Six in ten are already worried about their household’s financial situation, more than double the number saying they are struggling on their income.23

 

The cost of living constitutes a crisis for the very fabric of society if the societal narrative of growth and progress feels reversed. Six in ten are already worried about their household’s financial situation, more than double the number saying they are struggling on their income23.

Evidence suggests that it is not just the direct impacts, such as unemployment in a recession or a reduction in real-terms income because of inflation, which influence wellbeing; people’s wellbeing is also affected by indirect impacts such as uncertainty and negative expectations by limiting their life choices24. And when decisions are made under stress and constraints – within a fog of financial uncertainty and immediate stresses about choosing between heating costs or food bills – they tend to be poorly judged, sub-optimal, and with negative consequences for long-term outcomes, producing further risks for individuals and society more broadly.

There is no doubt that the cost of living is a priority for both the public and policymakers – in the same way that COVID-19 was, not so long ago – and it is likely to dominate the agenda throughout 2023 too.

We cannot forget that there are real lives being affected and research can help us make sense of the complexity of people’s reactions and needs so that solutions can be better balanced.

This means it is vital to explore what this multifaceted crisis really means for different individuals and groups, as circumstances vary and people are affected in different ways.

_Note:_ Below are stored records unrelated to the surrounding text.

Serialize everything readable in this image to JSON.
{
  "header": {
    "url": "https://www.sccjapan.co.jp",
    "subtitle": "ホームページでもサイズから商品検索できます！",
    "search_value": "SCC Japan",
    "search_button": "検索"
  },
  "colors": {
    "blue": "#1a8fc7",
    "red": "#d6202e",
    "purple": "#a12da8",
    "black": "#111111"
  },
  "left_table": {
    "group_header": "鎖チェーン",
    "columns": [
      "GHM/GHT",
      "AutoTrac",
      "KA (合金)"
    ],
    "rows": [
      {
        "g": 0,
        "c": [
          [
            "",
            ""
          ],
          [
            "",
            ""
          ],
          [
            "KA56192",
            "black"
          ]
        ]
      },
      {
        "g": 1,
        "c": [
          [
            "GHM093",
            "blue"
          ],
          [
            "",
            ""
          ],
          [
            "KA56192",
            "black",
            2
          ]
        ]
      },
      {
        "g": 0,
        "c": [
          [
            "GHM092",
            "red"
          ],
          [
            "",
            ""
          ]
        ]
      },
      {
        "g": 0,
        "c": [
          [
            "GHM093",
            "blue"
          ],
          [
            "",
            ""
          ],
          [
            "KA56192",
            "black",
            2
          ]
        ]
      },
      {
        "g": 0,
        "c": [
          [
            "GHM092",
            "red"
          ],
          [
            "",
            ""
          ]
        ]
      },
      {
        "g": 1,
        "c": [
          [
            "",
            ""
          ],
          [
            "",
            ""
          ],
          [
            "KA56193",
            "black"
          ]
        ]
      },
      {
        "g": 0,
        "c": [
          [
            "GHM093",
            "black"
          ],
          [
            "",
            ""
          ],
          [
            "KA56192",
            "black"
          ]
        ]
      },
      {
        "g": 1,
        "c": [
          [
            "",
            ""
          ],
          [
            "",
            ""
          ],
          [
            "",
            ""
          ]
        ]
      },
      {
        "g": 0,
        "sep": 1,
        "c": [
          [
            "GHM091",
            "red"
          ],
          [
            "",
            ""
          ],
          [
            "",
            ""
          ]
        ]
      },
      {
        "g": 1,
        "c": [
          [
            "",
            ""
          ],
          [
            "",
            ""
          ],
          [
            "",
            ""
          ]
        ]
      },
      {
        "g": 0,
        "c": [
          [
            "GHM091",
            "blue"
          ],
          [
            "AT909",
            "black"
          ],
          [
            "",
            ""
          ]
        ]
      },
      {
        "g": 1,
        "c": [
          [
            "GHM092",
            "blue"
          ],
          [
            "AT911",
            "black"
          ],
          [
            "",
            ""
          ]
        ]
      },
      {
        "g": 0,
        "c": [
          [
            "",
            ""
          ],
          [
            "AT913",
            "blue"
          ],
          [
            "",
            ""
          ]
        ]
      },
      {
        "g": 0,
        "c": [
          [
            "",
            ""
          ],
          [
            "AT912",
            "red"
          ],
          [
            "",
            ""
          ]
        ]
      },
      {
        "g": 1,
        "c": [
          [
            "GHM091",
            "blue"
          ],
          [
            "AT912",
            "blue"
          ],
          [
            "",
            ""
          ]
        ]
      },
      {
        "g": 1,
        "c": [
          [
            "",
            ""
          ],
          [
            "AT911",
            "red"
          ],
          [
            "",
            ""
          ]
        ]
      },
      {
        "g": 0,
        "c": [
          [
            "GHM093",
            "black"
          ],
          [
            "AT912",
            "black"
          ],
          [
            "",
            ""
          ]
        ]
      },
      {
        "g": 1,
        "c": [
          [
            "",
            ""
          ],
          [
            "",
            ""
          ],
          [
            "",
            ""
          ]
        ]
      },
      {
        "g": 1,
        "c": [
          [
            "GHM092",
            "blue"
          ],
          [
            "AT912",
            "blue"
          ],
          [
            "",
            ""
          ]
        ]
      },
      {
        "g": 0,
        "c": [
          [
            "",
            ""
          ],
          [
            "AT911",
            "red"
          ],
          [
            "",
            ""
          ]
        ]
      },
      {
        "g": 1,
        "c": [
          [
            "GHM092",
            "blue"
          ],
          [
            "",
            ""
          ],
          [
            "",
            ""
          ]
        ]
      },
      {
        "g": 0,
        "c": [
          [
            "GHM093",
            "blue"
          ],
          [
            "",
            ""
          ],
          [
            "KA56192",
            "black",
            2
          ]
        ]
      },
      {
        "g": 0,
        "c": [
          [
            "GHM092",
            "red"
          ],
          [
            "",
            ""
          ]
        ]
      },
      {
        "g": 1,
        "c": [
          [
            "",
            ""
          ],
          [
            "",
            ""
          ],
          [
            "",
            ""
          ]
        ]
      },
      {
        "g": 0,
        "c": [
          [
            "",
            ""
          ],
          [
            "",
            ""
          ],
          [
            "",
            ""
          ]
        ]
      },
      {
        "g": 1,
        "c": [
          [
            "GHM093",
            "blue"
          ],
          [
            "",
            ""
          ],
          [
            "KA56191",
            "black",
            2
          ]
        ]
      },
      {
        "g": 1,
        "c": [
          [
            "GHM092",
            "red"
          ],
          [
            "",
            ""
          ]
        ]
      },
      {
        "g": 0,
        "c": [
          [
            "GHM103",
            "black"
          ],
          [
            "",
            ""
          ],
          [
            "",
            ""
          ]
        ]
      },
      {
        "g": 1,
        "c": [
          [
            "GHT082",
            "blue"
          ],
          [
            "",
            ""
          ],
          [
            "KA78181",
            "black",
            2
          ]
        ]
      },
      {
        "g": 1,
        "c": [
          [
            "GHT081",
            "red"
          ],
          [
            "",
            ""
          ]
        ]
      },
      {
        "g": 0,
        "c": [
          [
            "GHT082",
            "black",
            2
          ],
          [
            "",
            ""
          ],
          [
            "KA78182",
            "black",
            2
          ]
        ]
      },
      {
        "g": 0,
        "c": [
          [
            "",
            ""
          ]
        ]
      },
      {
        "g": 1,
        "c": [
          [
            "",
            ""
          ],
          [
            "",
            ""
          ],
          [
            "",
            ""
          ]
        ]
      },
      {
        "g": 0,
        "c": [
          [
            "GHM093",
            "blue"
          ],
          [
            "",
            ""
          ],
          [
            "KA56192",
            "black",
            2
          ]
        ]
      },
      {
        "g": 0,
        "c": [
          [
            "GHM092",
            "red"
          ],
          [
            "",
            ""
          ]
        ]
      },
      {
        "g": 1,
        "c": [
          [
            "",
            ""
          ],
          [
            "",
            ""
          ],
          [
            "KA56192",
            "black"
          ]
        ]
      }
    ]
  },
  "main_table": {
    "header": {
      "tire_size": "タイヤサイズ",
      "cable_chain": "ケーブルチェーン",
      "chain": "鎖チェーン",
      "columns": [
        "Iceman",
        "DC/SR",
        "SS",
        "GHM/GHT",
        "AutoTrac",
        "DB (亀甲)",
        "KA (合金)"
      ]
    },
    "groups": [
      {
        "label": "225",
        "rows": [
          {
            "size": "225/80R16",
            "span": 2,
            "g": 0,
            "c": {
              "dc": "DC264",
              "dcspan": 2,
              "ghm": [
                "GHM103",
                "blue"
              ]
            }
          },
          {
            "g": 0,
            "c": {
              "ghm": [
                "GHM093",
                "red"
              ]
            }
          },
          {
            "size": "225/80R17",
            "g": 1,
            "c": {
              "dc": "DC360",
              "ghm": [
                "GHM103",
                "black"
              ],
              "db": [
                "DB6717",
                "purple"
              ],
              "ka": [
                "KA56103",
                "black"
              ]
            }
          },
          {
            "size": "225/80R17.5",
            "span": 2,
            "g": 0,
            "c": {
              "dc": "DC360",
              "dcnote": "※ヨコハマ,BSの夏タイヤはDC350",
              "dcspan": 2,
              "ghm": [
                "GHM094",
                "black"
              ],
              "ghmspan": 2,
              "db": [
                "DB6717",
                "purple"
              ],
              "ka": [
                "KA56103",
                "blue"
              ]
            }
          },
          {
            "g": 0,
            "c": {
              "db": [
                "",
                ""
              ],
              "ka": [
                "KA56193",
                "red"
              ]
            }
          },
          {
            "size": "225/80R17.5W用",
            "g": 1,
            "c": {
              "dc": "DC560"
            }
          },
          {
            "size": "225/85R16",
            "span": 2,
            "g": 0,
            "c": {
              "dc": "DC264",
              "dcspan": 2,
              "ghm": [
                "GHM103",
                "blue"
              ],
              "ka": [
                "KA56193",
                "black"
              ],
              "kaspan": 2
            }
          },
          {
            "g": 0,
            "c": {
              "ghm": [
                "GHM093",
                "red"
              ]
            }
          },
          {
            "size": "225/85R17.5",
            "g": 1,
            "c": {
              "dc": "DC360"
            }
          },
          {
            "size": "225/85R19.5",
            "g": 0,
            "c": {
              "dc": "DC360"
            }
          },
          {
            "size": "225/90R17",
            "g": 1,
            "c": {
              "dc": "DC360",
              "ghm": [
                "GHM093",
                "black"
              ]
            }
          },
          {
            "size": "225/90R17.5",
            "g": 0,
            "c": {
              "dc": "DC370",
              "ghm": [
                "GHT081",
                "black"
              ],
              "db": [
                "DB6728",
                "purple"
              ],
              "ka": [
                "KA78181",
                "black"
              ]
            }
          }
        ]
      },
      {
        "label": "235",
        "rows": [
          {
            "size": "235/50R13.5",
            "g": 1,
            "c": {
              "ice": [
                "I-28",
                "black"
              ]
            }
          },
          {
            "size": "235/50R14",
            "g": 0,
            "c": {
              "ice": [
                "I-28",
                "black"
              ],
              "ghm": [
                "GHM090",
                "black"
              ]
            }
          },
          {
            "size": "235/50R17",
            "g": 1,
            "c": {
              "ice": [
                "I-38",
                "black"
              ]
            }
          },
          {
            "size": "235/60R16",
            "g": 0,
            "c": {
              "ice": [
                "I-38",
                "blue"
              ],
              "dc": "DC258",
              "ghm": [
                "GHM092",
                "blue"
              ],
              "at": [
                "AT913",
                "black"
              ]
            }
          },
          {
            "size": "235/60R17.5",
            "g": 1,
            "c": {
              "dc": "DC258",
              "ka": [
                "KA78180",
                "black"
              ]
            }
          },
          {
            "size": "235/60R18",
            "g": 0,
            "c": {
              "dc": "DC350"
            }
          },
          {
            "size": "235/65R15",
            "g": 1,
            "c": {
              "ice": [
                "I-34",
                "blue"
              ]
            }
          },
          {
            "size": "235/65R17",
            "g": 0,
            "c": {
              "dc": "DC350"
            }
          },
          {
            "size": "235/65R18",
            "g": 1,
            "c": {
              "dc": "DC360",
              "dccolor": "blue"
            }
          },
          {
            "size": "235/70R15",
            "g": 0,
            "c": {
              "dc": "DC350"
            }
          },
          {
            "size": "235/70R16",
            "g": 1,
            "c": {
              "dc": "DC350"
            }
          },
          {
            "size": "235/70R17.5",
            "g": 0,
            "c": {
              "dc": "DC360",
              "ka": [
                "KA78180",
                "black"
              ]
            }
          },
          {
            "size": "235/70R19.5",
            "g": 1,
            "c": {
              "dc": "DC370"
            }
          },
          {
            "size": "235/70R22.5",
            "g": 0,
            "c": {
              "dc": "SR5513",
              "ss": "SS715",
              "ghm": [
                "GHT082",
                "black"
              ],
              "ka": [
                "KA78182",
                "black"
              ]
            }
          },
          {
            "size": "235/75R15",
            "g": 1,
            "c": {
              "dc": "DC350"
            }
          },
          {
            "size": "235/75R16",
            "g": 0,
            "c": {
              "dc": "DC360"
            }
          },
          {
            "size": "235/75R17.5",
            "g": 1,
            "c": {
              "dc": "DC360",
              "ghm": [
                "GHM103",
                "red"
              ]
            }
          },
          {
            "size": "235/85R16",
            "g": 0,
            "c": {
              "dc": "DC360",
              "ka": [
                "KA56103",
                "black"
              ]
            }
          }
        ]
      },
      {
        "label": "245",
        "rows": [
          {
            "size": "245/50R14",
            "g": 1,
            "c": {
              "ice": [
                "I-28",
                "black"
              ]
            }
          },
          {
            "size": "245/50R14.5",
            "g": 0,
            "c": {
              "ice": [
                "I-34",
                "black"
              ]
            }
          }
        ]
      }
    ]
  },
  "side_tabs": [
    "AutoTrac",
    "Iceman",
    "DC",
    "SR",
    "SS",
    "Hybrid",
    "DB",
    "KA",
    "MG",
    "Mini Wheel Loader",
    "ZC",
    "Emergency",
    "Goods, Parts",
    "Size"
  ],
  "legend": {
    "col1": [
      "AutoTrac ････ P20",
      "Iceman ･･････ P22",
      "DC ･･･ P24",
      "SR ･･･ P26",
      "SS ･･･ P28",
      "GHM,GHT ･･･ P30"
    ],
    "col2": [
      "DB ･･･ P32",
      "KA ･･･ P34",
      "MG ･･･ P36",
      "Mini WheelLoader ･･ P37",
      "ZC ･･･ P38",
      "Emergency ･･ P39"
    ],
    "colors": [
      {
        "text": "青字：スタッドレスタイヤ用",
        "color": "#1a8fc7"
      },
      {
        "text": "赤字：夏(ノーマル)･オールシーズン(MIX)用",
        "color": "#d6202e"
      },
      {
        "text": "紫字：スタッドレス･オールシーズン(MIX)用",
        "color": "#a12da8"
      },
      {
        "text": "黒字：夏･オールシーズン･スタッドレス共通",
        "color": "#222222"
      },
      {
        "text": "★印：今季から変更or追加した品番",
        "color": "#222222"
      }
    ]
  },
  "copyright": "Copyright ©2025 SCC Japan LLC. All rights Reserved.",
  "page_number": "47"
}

We cannot forget that there are real lives being affected and research can help us make sense of the complexity of people’s reactions and needs so that solutions can be better balanced. This has implications across a whole range of public services – from how we organise and deliver our health service, to the food we eat, and the way we manage support benefits. So having a better understanding of how this situation affects people can help us to better predict, prepare for, and manage the pressures on public services and society, and help us to navigate this complex time with greater confidence now and for the future.